The practical implementation pattern is:

  1. Identify the DSIC capability being offered.
  2. Identify every DSIC standard attached to that capability.
  3. Determine whether the product is a provider system, consumer system, broker/integration component, viewer, patient-facing product, or analytics/reporting component for each standard.
  4. Complete NHS onboarding, assurance, conformance, certificate, endpoint, mailbox, clinical-safety, data-protection, and operational requirements for that role.
  5. Prove capability in the DSIC catalogue, supplier-progress page, customer architecture, or programme documentation.

InterSystems Connectivity Interpretation

InterSystems has strong product evidence for standards-capable integration components:

  • Health Connect supports common healthcare standards including FHIR, HL7 v2/v3, IHE profiles, CDA/C-CDA, DICOM, and X12 in current documentation.
  • IRIS for Health is positioned as a FHIR-based healthcare data and application platform.
  • InterSystems FHIR Server supports FHIR storage and REST API access, with OAuth security and cloud-service deployment patterns documented.
  • HealthShare UCR supports longitudinal record aggregation, normalisation, deduplication, analytics, FHIR applications, and clinical-viewer access.

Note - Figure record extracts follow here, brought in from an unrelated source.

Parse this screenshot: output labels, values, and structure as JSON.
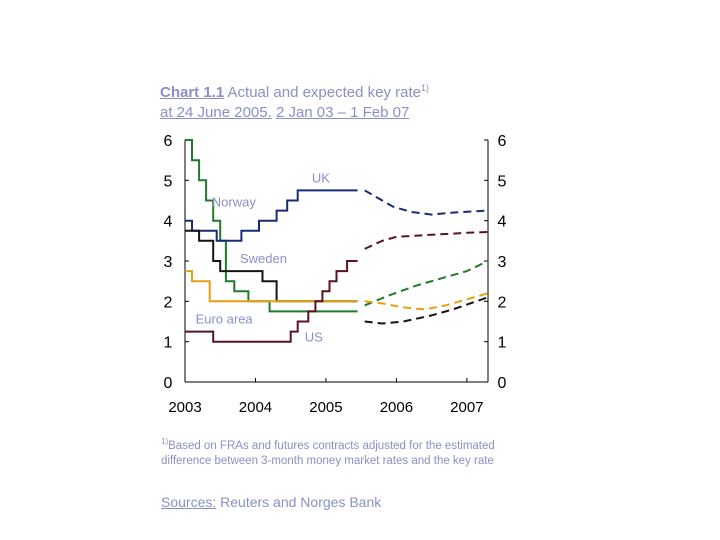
{
  "title": {
    "prefix": "Chart 1.1",
    "line1_rest": " Actual and expected key rate",
    "line1_sup": "1)",
    "line2_date": "at 24 June 2005.",
    "line2_range": "2 Jan 03 – 1 Feb 07"
  },
  "footnote": {
    "marker": "1)",
    "text": "Based on FRAs and futures contracts adjusted for the estimated difference between 3-month money market rates and the key rate"
  },
  "sources": {
    "label": "Sources:",
    "text": " Reuters and Norges Bank"
  },
  "chart_data": {
    "type": "line",
    "xlim": [
      2003.0,
      2007.3
    ],
    "ylim": [
      0,
      6
    ],
    "x_ticks": [
      "2003",
      "2004",
      "2005",
      "2006",
      "2007"
    ],
    "y_ticks": [
      "0",
      "1",
      "2",
      "3",
      "4",
      "5",
      "6"
    ],
    "grid": false,
    "series": [
      {
        "name": "Norway",
        "color": "#1f7a2a",
        "actual": [
          [
            2003.0,
            6.0
          ],
          [
            2003.1,
            6.0
          ],
          [
            2003.1,
            5.5
          ],
          [
            2003.2,
            5.5
          ],
          [
            2003.2,
            5.0
          ],
          [
            2003.3,
            5.0
          ],
          [
            2003.3,
            4.5
          ],
          [
            2003.4,
            4.5
          ],
          [
            2003.4,
            4.0
          ],
          [
            2003.5,
            4.0
          ],
          [
            2003.5,
            3.5
          ],
          [
            2003.58,
            3.5
          ],
          [
            2003.58,
            2.5
          ],
          [
            2003.7,
            2.5
          ],
          [
            2003.7,
            2.25
          ],
          [
            2003.9,
            2.25
          ],
          [
            2003.9,
            2.0
          ],
          [
            2004.2,
            2.0
          ],
          [
            2004.2,
            1.75
          ],
          [
            2005.45,
            1.75
          ]
        ],
        "expected": [
          [
            2005.55,
            1.9
          ],
          [
            2005.9,
            2.15
          ],
          [
            2006.3,
            2.4
          ],
          [
            2006.7,
            2.6
          ],
          [
            2007.0,
            2.75
          ],
          [
            2007.3,
            3.0
          ]
        ]
      },
      {
        "name": "UK",
        "color": "#1a2a7a",
        "actual": [
          [
            2003.0,
            4.0
          ],
          [
            2003.1,
            4.0
          ],
          [
            2003.1,
            3.75
          ],
          [
            2003.45,
            3.75
          ],
          [
            2003.45,
            3.5
          ],
          [
            2003.8,
            3.5
          ],
          [
            2003.8,
            3.75
          ],
          [
            2004.05,
            3.75
          ],
          [
            2004.05,
            4.0
          ],
          [
            2004.3,
            4.0
          ],
          [
            2004.3,
            4.25
          ],
          [
            2004.45,
            4.25
          ],
          [
            2004.45,
            4.5
          ],
          [
            2004.6,
            4.5
          ],
          [
            2004.6,
            4.75
          ],
          [
            2005.45,
            4.75
          ]
        ],
        "expected": [
          [
            2005.55,
            4.75
          ],
          [
            2005.75,
            4.55
          ],
          [
            2005.95,
            4.35
          ],
          [
            2006.2,
            4.22
          ],
          [
            2006.5,
            4.15
          ],
          [
            2006.8,
            4.2
          ],
          [
            2007.3,
            4.25
          ]
        ]
      },
      {
        "name": "Sweden",
        "color": "#141414",
        "actual": [
          [
            2003.0,
            3.75
          ],
          [
            2003.2,
            3.75
          ],
          [
            2003.2,
            3.5
          ],
          [
            2003.4,
            3.5
          ],
          [
            2003.4,
            3.0
          ],
          [
            2003.5,
            3.0
          ],
          [
            2003.5,
            2.75
          ],
          [
            2004.1,
            2.75
          ],
          [
            2004.1,
            2.5
          ],
          [
            2004.3,
            2.5
          ],
          [
            2004.3,
            2.0
          ],
          [
            2005.45,
            2.0
          ]
        ],
        "expected": [
          [
            2005.55,
            1.5
          ],
          [
            2005.8,
            1.45
          ],
          [
            2006.1,
            1.5
          ],
          [
            2006.5,
            1.65
          ],
          [
            2006.8,
            1.8
          ],
          [
            2007.3,
            2.1
          ]
        ]
      },
      {
        "name": "Euro area",
        "color": "#e8a010",
        "actual": [
          [
            2003.0,
            2.75
          ],
          [
            2003.1,
            2.75
          ],
          [
            2003.1,
            2.5
          ],
          [
            2003.35,
            2.5
          ],
          [
            2003.35,
            2.0
          ],
          [
            2005.45,
            2.0
          ]
        ],
        "expected": [
          [
            2005.55,
            2.0
          ],
          [
            2005.8,
            1.95
          ],
          [
            2006.1,
            1.85
          ],
          [
            2006.4,
            1.8
          ],
          [
            2006.7,
            1.9
          ],
          [
            2007.0,
            2.05
          ],
          [
            2007.3,
            2.2
          ]
        ]
      },
      {
        "name": "US",
        "color": "#5a1420",
        "actual": [
          [
            2003.0,
            1.25
          ],
          [
            2003.4,
            1.25
          ],
          [
            2003.4,
            1.0
          ],
          [
            2004.5,
            1.0
          ],
          [
            2004.5,
            1.25
          ],
          [
            2004.6,
            1.25
          ],
          [
            2004.6,
            1.5
          ],
          [
            2004.75,
            1.5
          ],
          [
            2004.75,
            1.75
          ],
          [
            2004.85,
            1.75
          ],
          [
            2004.85,
            2.0
          ],
          [
            2004.95,
            2.0
          ],
          [
            2004.95,
            2.25
          ],
          [
            2005.05,
            2.25
          ],
          [
            2005.05,
            2.5
          ],
          [
            2005.15,
            2.5
          ],
          [
            2005.15,
            2.75
          ],
          [
            2005.3,
            2.75
          ],
          [
            2005.3,
            3.0
          ],
          [
            2005.45,
            3.0
          ]
        ],
        "expected": [
          [
            2005.55,
            3.3
          ],
          [
            2005.8,
            3.5
          ],
          [
            2006.0,
            3.6
          ],
          [
            2006.5,
            3.65
          ],
          [
            2007.0,
            3.7
          ],
          [
            2007.3,
            3.72
          ]
        ]
      }
    ],
    "labels": [
      {
        "text": "UK",
        "x": 2004.8,
        "y": 4.95
      },
      {
        "text": "Norway",
        "x": 2003.38,
        "y": 4.35
      },
      {
        "text": "Sweden",
        "x": 2003.78,
        "y": 2.95
      },
      {
        "text": "Euro area",
        "x": 2003.15,
        "y": 1.45
      },
      {
        "text": "US",
        "x": 2004.7,
        "y": 1.0
      }
    ]
  }
}
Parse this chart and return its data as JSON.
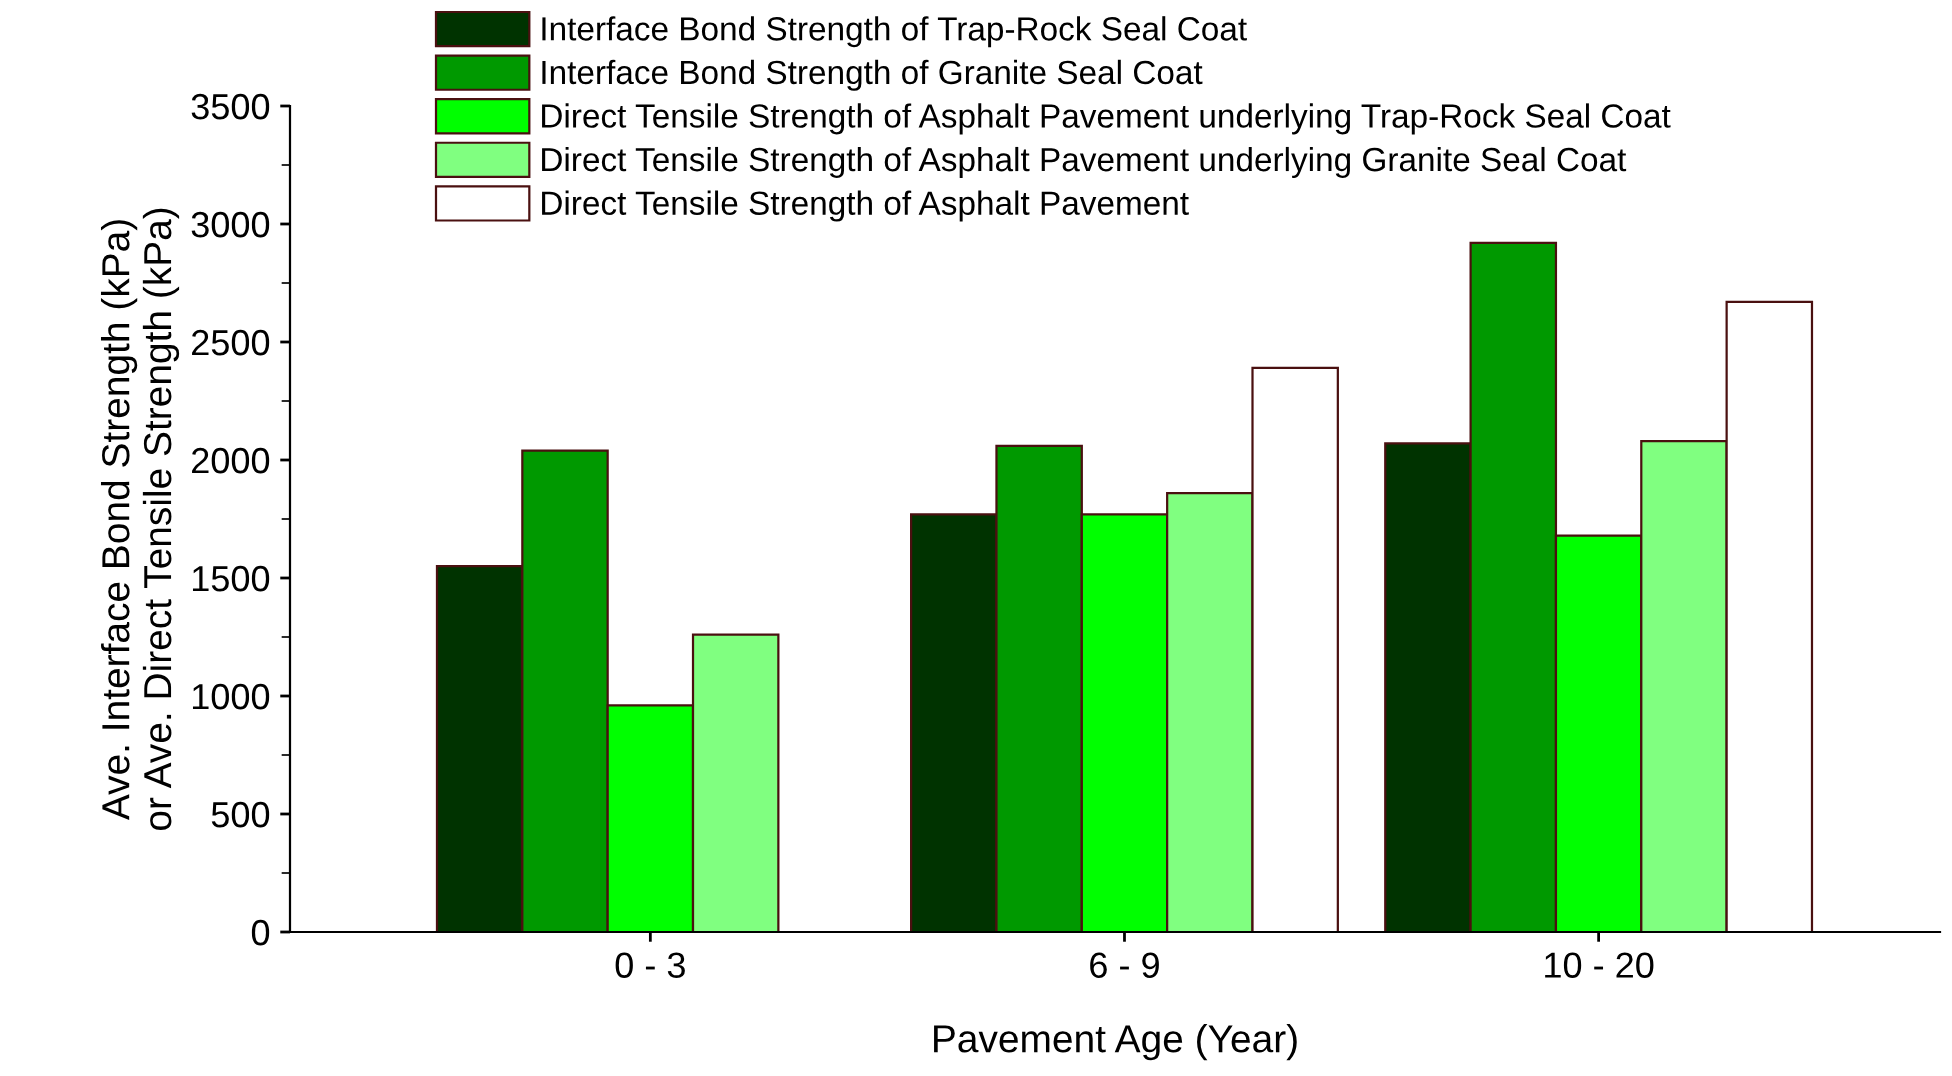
{
  "chart_data": {
    "type": "bar",
    "xlabel": "Pavement Age (Year)",
    "ylabel": "Ave. Interface Bond Strength (kPa)\nor Ave. Direct Tensile Strength (kPa)",
    "categories": [
      "0 - 3",
      "6 - 9",
      "10 - 20"
    ],
    "series": [
      {
        "name": "Interface Bond Strength of Trap-Rock Seal Coat",
        "color": "#003300",
        "values": [
          1550,
          1770,
          2070
        ]
      },
      {
        "name": "Interface Bond Strength of Granite Seal Coat",
        "color": "#009900",
        "values": [
          2040,
          2060,
          2920
        ]
      },
      {
        "name": "Direct Tensile Strength of Asphalt Pavement underlying Trap-Rock Seal Coat",
        "color": "#00ff00",
        "values": [
          960,
          1770,
          1680
        ]
      },
      {
        "name": "Direct Tensile Strength of Asphalt Pavement underlying Granite Seal Coat",
        "color": "#80ff80",
        "values": [
          1260,
          1860,
          2080
        ]
      },
      {
        "name": "Direct Tensile Strength of Asphalt Pavement",
        "color": "#ffffff",
        "values": [
          null,
          2390,
          2670
        ]
      }
    ],
    "ylim": [
      0,
      3500
    ],
    "yticks": [
      0,
      500,
      1000,
      1500,
      2000,
      2500,
      3000,
      3500
    ],
    "grid": false,
    "legend": "top left"
  }
}
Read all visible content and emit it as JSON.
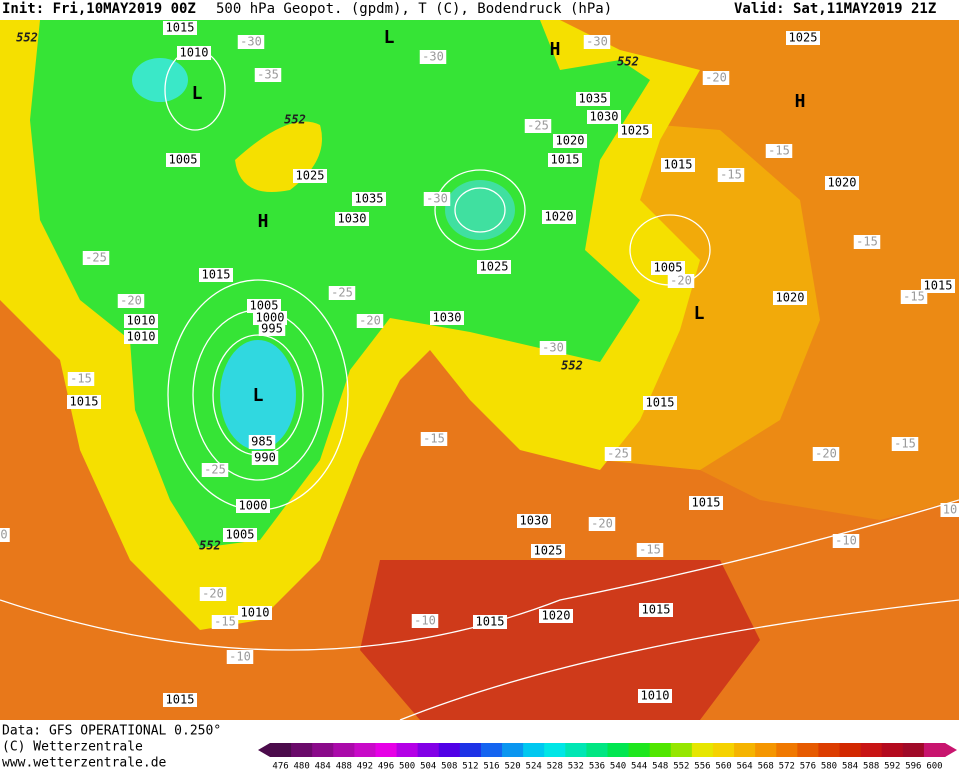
{
  "header": {
    "init": "Init: Fri,10MAY2019 00Z",
    "title": "500 hPa Geopot. (gpdm), T (C), Bodendruck (hPa)",
    "valid": "Valid: Sat,11MAY2019 21Z"
  },
  "footer": {
    "data": "Data: GFS OPERATIONAL 0.250°",
    "copyright": "(C) Wetterzentrale",
    "url": "www.wetterzentrale.de"
  },
  "color_scale": {
    "labels": [
      476,
      480,
      484,
      488,
      492,
      496,
      500,
      504,
      508,
      512,
      516,
      520,
      524,
      528,
      532,
      536,
      540,
      544,
      548,
      552,
      556,
      560,
      564,
      568,
      572,
      576,
      580,
      584,
      588,
      592,
      596,
      600
    ],
    "colors": [
      "#4b0b4b",
      "#6a0a6a",
      "#8a0a8a",
      "#aa0aaa",
      "#c80ac8",
      "#e600e6",
      "#b400e6",
      "#8200e6",
      "#5000e6",
      "#1e32e6",
      "#1464f0",
      "#0a96f0",
      "#00c8f0",
      "#00e6e6",
      "#00e6b4",
      "#00e682",
      "#00e650",
      "#1ee61e",
      "#50e600",
      "#96e600",
      "#e6e600",
      "#f5d200",
      "#f5b400",
      "#f59600",
      "#f07800",
      "#e65a00",
      "#dc3c00",
      "#d22800",
      "#c81414",
      "#b40a1e",
      "#a00a28",
      "#c8146e"
    ]
  },
  "map": {
    "pressure_labels": [
      1015,
      1010,
      1005,
      1025,
      1035,
      1030,
      1015,
      1010,
      1010,
      1005,
      1000,
      995,
      985,
      990,
      1000,
      1005,
      1015,
      1030,
      1025,
      1020,
      1015,
      1020,
      1035,
      1030,
      1025,
      1025,
      1015,
      1020,
      1005,
      1020,
      1015,
      1015,
      1015,
      1030,
      1025,
      1020,
      1015,
      1015,
      1010,
      1015,
      1010
    ],
    "temperature_labels": [
      -30,
      -35,
      -30,
      -30,
      -20,
      -25,
      -15,
      -15,
      -30,
      -15,
      -25,
      -20,
      -25,
      -20,
      -15,
      -20,
      -15,
      -30,
      -15,
      -25,
      -20,
      -15,
      -25,
      -20,
      -15,
      -10,
      -20,
      -15,
      -10,
      -10,
      10,
      0
    ],
    "geopotential_labels": [
      552,
      552,
      552,
      552,
      552
    ],
    "centers": [
      "L",
      "H",
      "L",
      "H",
      "H",
      "L",
      "L"
    ]
  }
}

Those product facts are relevant, but DSIC compliance still requires role-specific proof. A HealthShare deployment consuming GP Connect is a different assurance problem from a GP foundation system providing GP Connect, GP2GP, EPS, PDS, SCR, and prescribing functionality. A middleware route handling MESH or ITK messages is different again.

Follow-up Evidence

  • Capture a structured export or stable snapshot of DSIC capability-standard relationships for all core GP capabilities.
  • Confirm whether public catalogue entries show InterSystems products against DSIC standards beyond current GP Connect supplier-progress evidence.
  • Add product-specific implementation guides for PDS, ODS/SDS, MESH, ITK3, GP Connect, EPS, e-RS, NHS login, and GP2GP where InterSystems or a partner product claims support, then connect them to the GP Connect / MESH / ITK3 Standards Directory child page where applicable.